Sometimes, the original context isn’t going so well, perhaps on its way towards collapse. If so, instead of holding to it rigidly, it might be best to pause and and revisit context.

How to Debug and Adjust Context

When a situation seems way off, going very differently than what you were expecting you may need to adjust the context, or else it might disintigrate.

You might think you’ve created context reasonably well, but maybe you could have done a better job. Maybe things feel out of sync — awkward, bumpy, or confusing. Perhaps people are doing something quite different from what they said they would be doing. Or perhaps tensions are rising or, or worse, all-out conflict is erupting.

In these cases, consider which components of context might be missing, unclear, misunderstood, or left implicit. Then see if you can revise it or create a new one — more clearly, more precisely, or more intentionally and mutually agreed upon.

Here are some key questions to ask when considering how to work with clarifying the context.

- “What might be a significant, relevant, implicit context that hasn’t been spoken openly?”

- “Is there a component missing in this current context — what? why? how? who? where? when?”

- “Does everyone here understand the current context accurately enough, including me?”

- “Has everyone bought into what is happening here? If not, what might that take?”

Don’t worry about creating context perfectly the first time. It’s unlikely you’ll establish consent on your first attempt. Even when you do, and you get into a context you’ve set up, things might still go differently than you were hoping.

I have good news — you can revisit context at any time. Remember, context is always present. You’re already participating within it and in determining, in part, its shape and structure. So returning to context explicitly is a natural and necessary part of the process.

“You aren’t going to get it right. We are infants at creating context, and infants don’t get it right. You have it wrong to start with, and it’s only out of having it wrong that we come to know it and to master it.”

— Werner Erhard

Getting Good at Context

As a core tool for MetaRelating, creating context is part relational art and part social technology.

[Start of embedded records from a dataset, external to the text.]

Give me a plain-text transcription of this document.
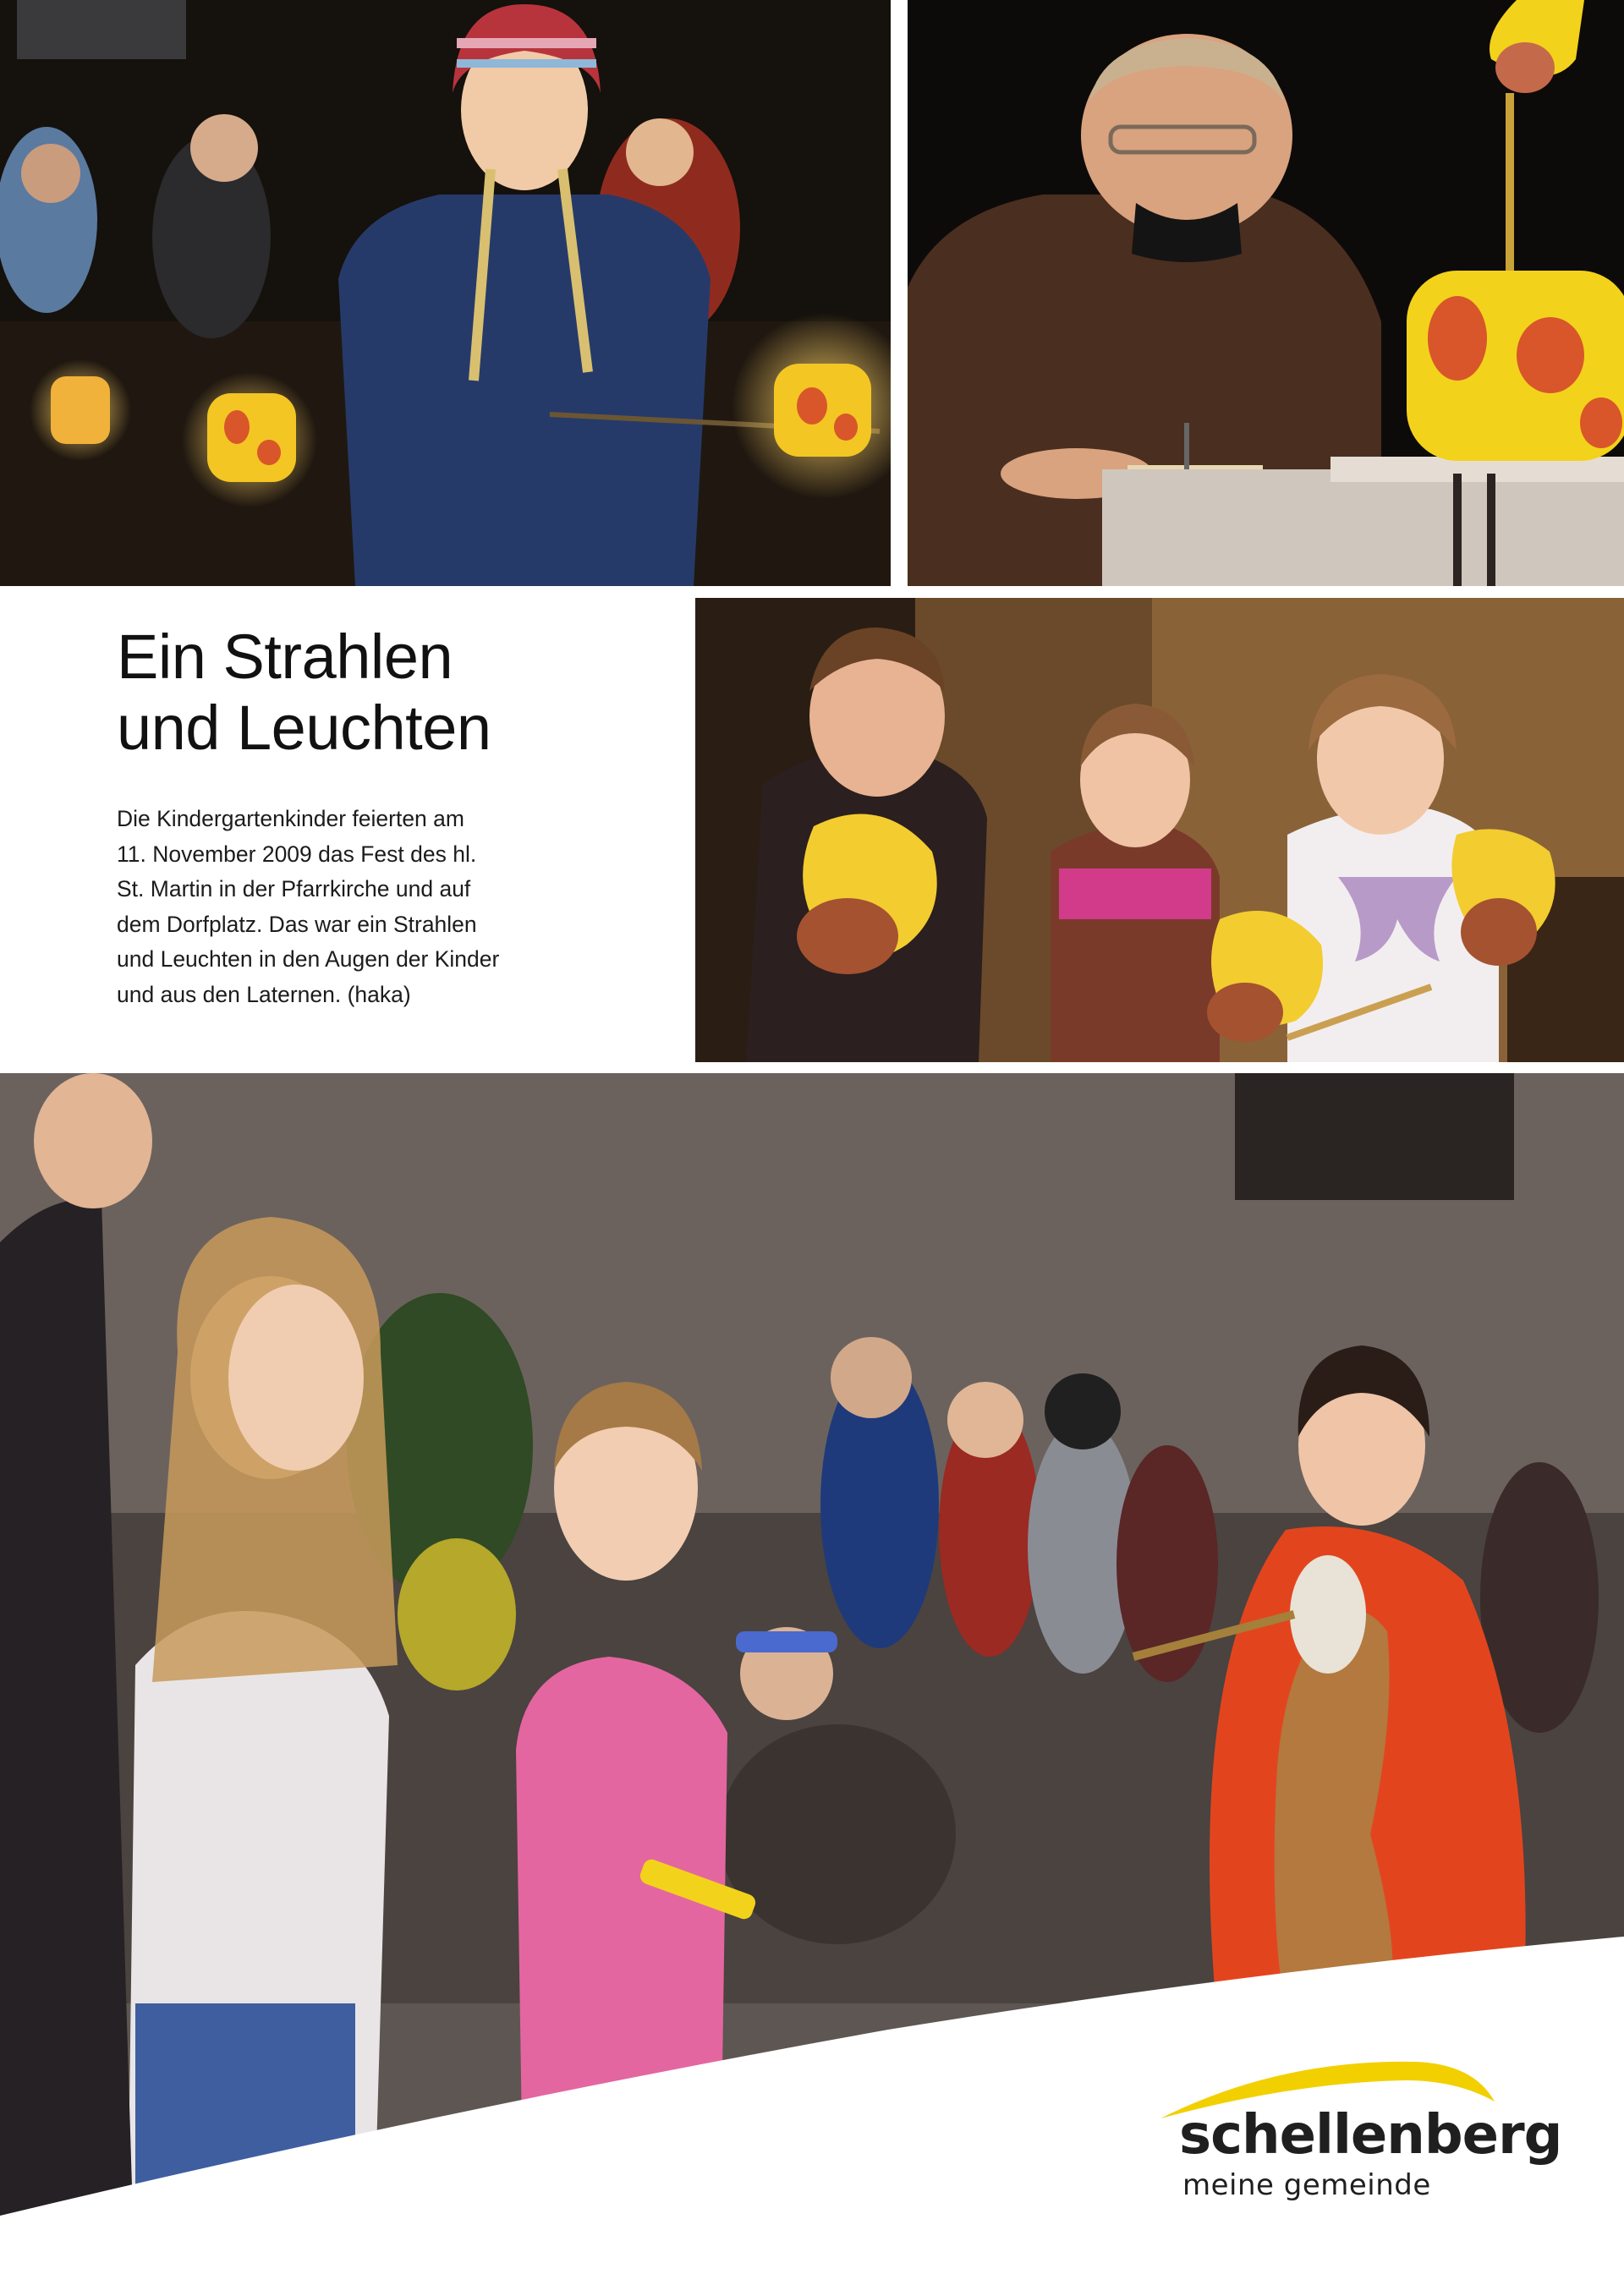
Ein Strahlen
und Leuchten

Die Kindergartenkinder feierten am
11. November 2009 das Fest des hl.
St. Martin in der Pfarrkirche und auf
dem Dorfplatz. Das war ein Strahlen
und Leuchten in den Augen der Kinder
und aus den Laternen. (haka)

schellenberg
meine gemeinde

With time, you’ll hone your technique and develop your intuitions of how to do this with greater skill, ease, and enjoyment.

Here are some key signs you’re well on your way:

- You’re happier and more satisfied with how your interactions are going.

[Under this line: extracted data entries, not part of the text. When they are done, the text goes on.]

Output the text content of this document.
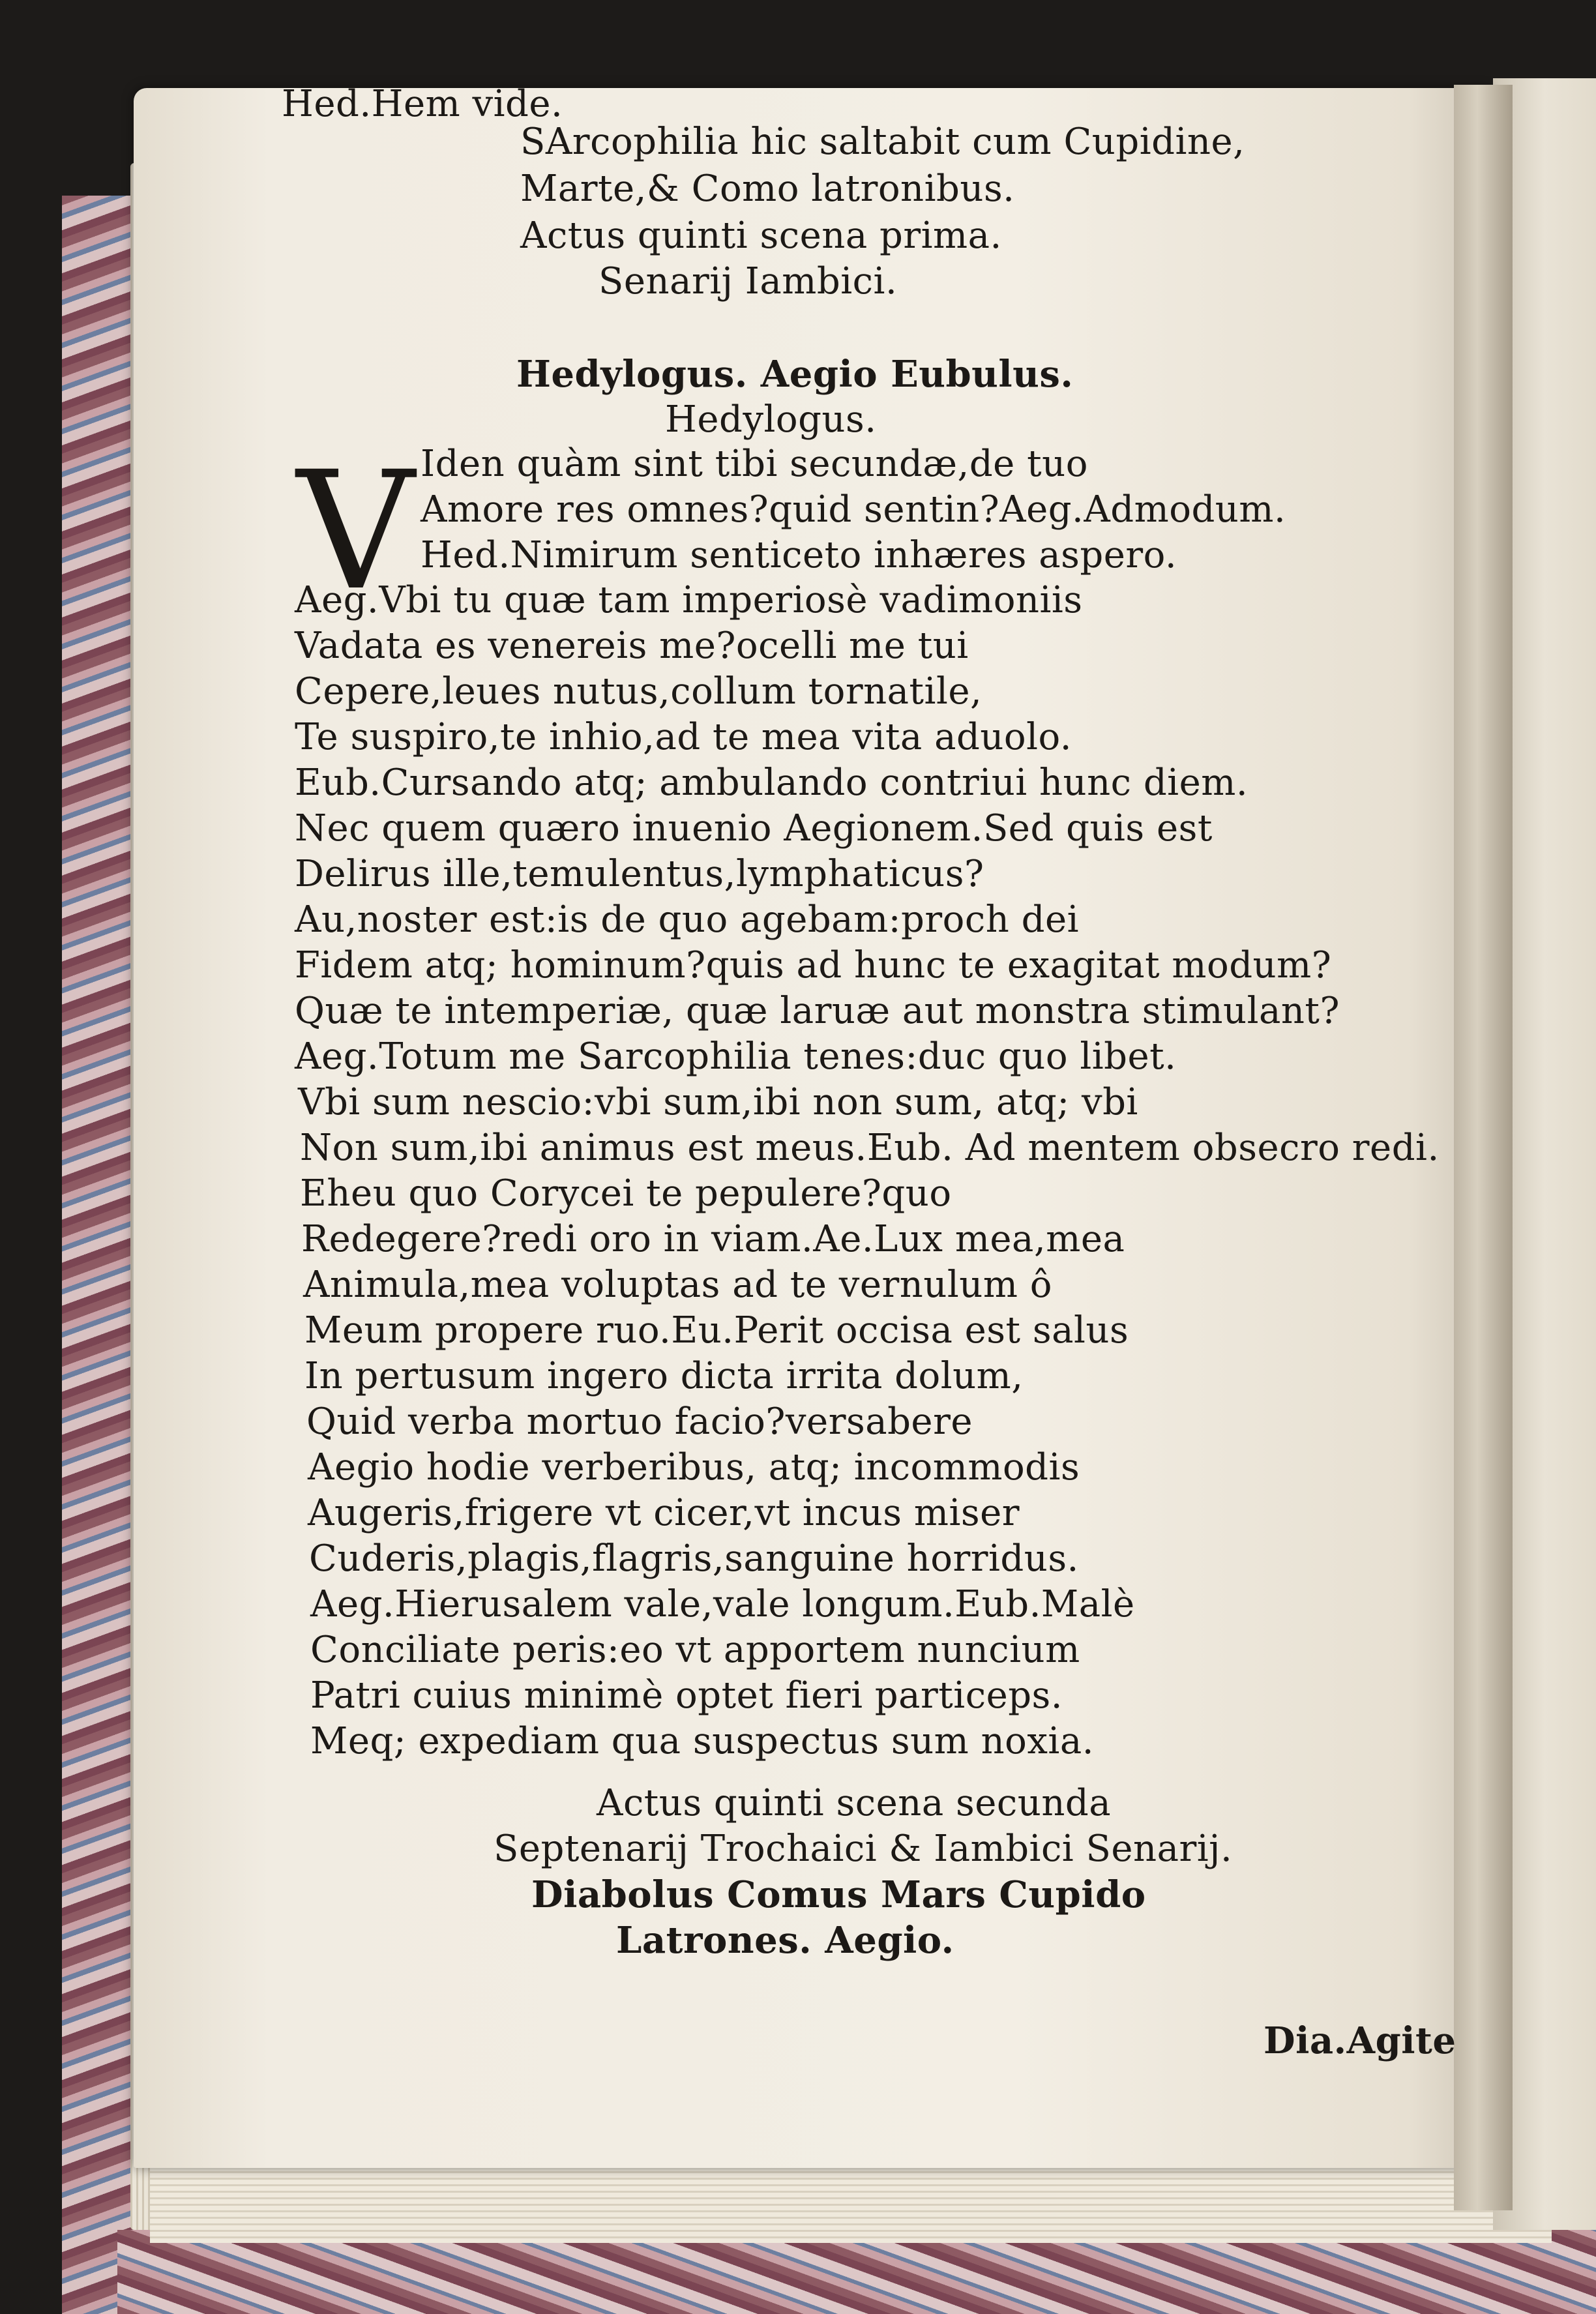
Hed.Hem vide.
SArcophilia hic saltabit cum Cupidine,
Marte,& Como latronibus.
Actus quinti scena prima.
Senarij Iambici.
Hedylogus. Aegio Eubulus.
Hedylogus.
V Iden quàm sint tibi secundæ,de tuo
Amore res omnes?quid sentin?Aeg.Admodum.
Hed.Nimirum senticeto inhæres aspero.
Aeg.Vbi tu quæ tam imperiosè vadimoniis
Vadata es venereis me?ocelli me tui
Cepere,leues nutus,collum tornatile,
Te suspiro,te inhio,ad te mea vita aduolo.
Eub.Cursando atq; ambulando contriui hunc diem.
Nec quem quæro inuenio Aegionem.Sed quis est
Delirus ille,temulentus,lymphaticus?
Au,noster est:is de quo agebam:proch dei
Fidem atq; hominum?quis ad hunc te exagitat modum?
Quæ te intemperiæ, quæ laruæ aut monstra stimulant?
Aeg.Totum me Sarcophilia tenes:duc quo libet.
Vbi sum nescio:vbi sum,ibi non sum, atq; vbi
Non sum,ibi animus est meus.Eub. Ad mentem obsecro redi.
Eheu quo Corycei te pepulere?quo
Redegere?redi oro in viam.Ae.Lux mea,mea
Animula,mea voluptas ad te vernulum ô
Meum propere ruo.Eu.Perit occisa est salus
In pertusum ingero dicta irrita dolum,
Quid verba mortuo facio?versabere
Aegio hodie verberibus, atq; incommodis
Augeris,frigere vt cicer,vt incus miser
Cuderis,plagis,flagris,sanguine horridus.
Aeg.Hierusalem vale,vale longum.Eub.Malè
Conciliate peris:eo vt apportem nuncium
Patri cuius minimè optet fieri particeps.
Meq; expediam qua suspectus sum noxia.
Actus quinti scena secunda
Septenarij Trochaici & Iambici Senarij.
Diabolus Comus Mars Cupido
Latrones. Aegio.
Dia.Agite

- Your relationships feel more authentic and mutual.

- You’re able to tap into an internal sense of inclusive purpose at will

- You’re able to establish consent more often and more readily

- You’re able to hold context in a way that has people thanking you

- You’re able to debug context, getting people into a flow

- You’re are sensing and tracking multiple layers of context

- You’re smoothly returning to context when needed to negotiate adjustments and clarifications.

These also happen to be the signs you’re developing relational leadership.

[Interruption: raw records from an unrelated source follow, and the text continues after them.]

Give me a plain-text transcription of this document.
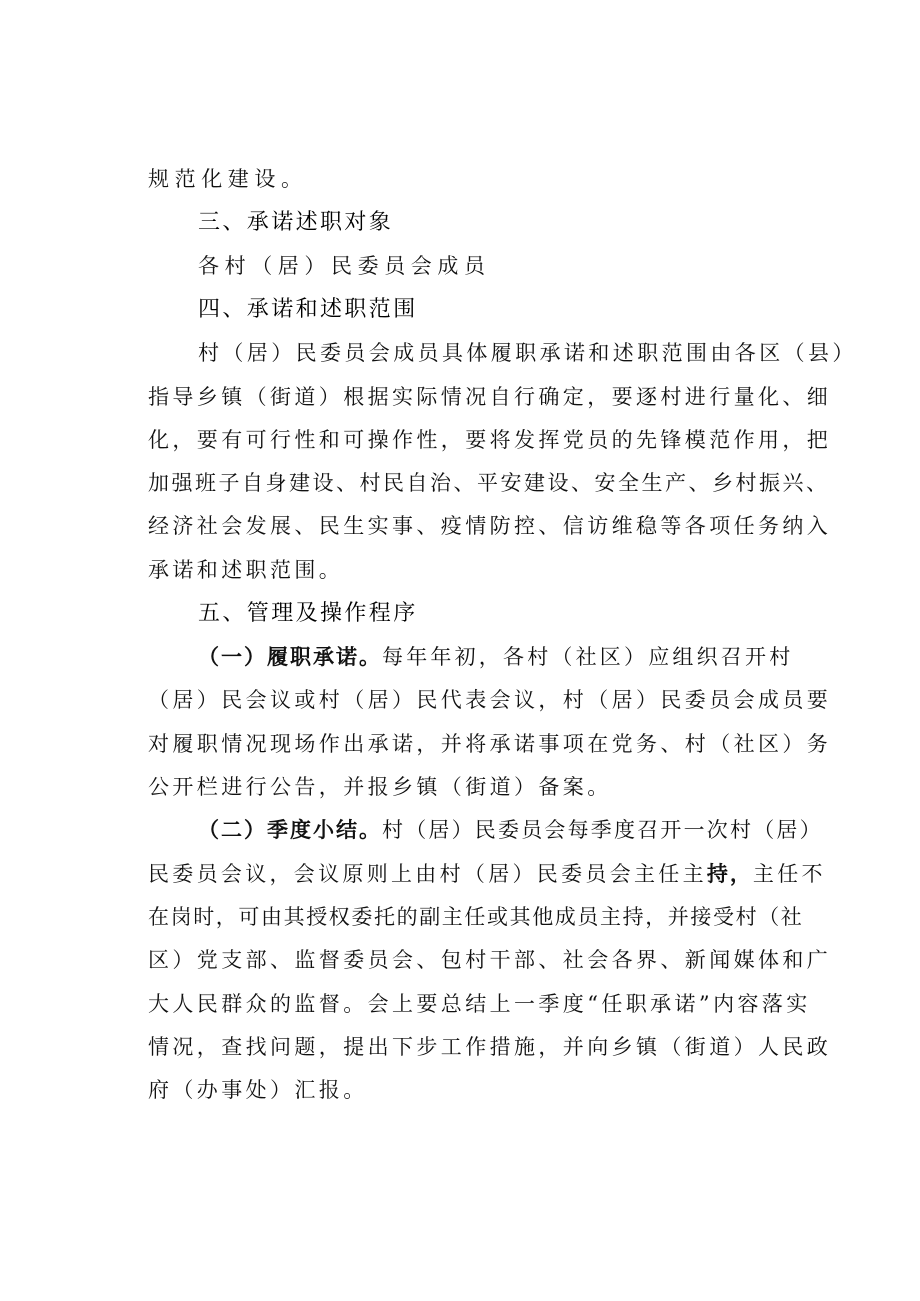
规范化建设。
三、承诺述职对象
各村（居）民委员会成员
四、承诺和述职范围
村（居）民委员会成员具体履职承诺和述职范围由各区（县）
指导乡镇（街道）根据实际情况自行确定，要逐村进行量化、细
化，要有可行性和可操作性，要将发挥党员的先锋模范作用，把
加强班子自身建设、村民自治、平安建设、安全生产、乡村振兴、
经济社会发展、民生实事、疫情防控、信访维稳等各项任务纳入
承诺和述职范围。
五、管理及操作程序
（一）履职承诺。每年年初，各村（社区）应组织召开村
（居）民会议或村（居）民代表会议，村（居）民委员会成员要
对履职情况现场作出承诺，并将承诺事项在党务、村（社区）务
公开栏进行公告，并报乡镇（街道）备案。
（二）季度小结。村（居）民委员会每季度召开一次村（居）
民委员会议，会议原则上由村（居）民委员会主任主持，主任不
在岗时，可由其授权委托的副主任或其他成员主持，并接受村（社
区）党支部、监督委员会、包村干部、社会各界、新闻媒体和广
大人民群众的监督。会上要总结上一季度“任职承诺”内容落实
情况，查找问题，提出下步工作措施，并向乡镇（街道）人民政
府（办事处）汇报。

Consider people who have a knack for social skills. They seem to know how to “read” ephemeral things like energy, a dynamic, a situation, a room, or people and get in-sync with what’s going on. Their ability comes from their awareness of context, and it's many overlapping layers. They also create experiences that people want to be a part of. They’re natural leaders. They guide and influence what’s going on around them. Others tend to look towards them. This arises from their ability to tap into the power of inclusive purpose and use it to shape their context.

Perhaps a reputation as a people person or a natural leader appeals to you. Perhaps it does not. I don’t have an agenda to persuade you either direction. I hope you gain greater awareness and ability to work with context in the ways you want to.

This way, you’ll more often bring your unique gifts to others.

Instead of hesitating when you want to step up and take the lead, you’ll do so with confidence. And you’ll have more of the kinds of relationships you want to enjoy.